NPred: QSAR classification model for identifying plant based naturally occurring anti-cancerous inhibitors†
Abstract
The prediction of naturally occurring plant based compounds as anticancer agents is the key to developing new chemical entities in the area of therapeutic oncology. Therefore, in the present study various machine learning techniques viz. Naive Bayesian classifier (NB), sequential minimal optimization (SMO), instance based learner (IBK) and random forest (RF) have been used to develop models of the relationship between the chemical structures of plant based natural compounds and their anti-cancerous inhibition activity. These models were trained, tested and validated using 549 active and 424 inactive compounds deposited in the NPACT database. We observe that the random forest based model using 881 PubChem fingerprints showed the best performance with an MCC of 0.54 and an accuracy of 77.6% on a five-fold cross-validation set and an MCC of 0.35 with an accuracy of 68.4% on an independent external validation set. Also, a frequency-based feature selection method was used to identify the fingerprints that have differential occurrence percentages in an active inhibitor dataset from an inactive set.
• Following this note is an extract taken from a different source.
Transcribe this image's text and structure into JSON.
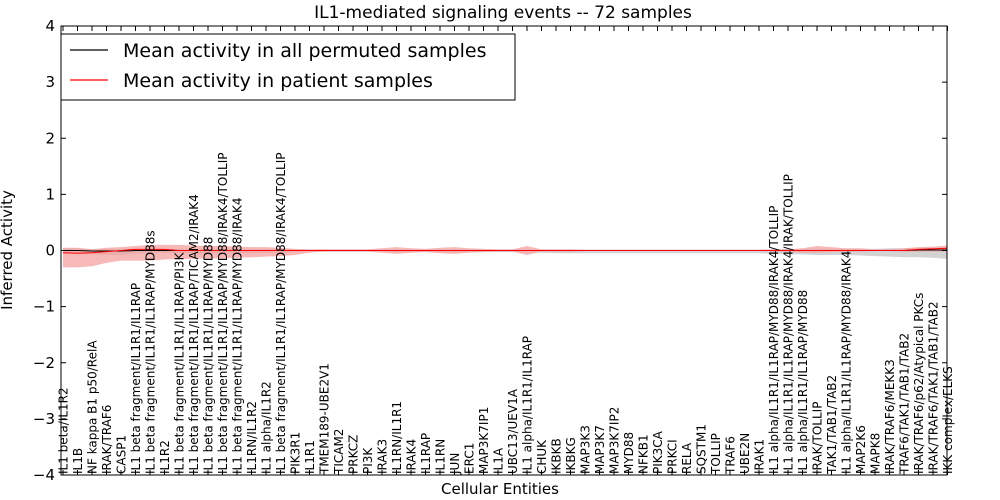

We find that almost the entire top 10 fingerprints (FP797, FP818, FP12, FP179, FP3, FP143, FP712, FP704, FP334 and FP711) are present in vincristine, vinblastine and paclitaxel, the three therapeutic drugs that are derived from natural products and used as anticancer drugs in clinics. Finally, we have also developed a web server NPred, to predict the potential of natural compounds as anticancer agents and thus help the researchers working in this area. We expect that the results of this study will pave the way for identifying and designing novel natural products as cancer growth inhibitors.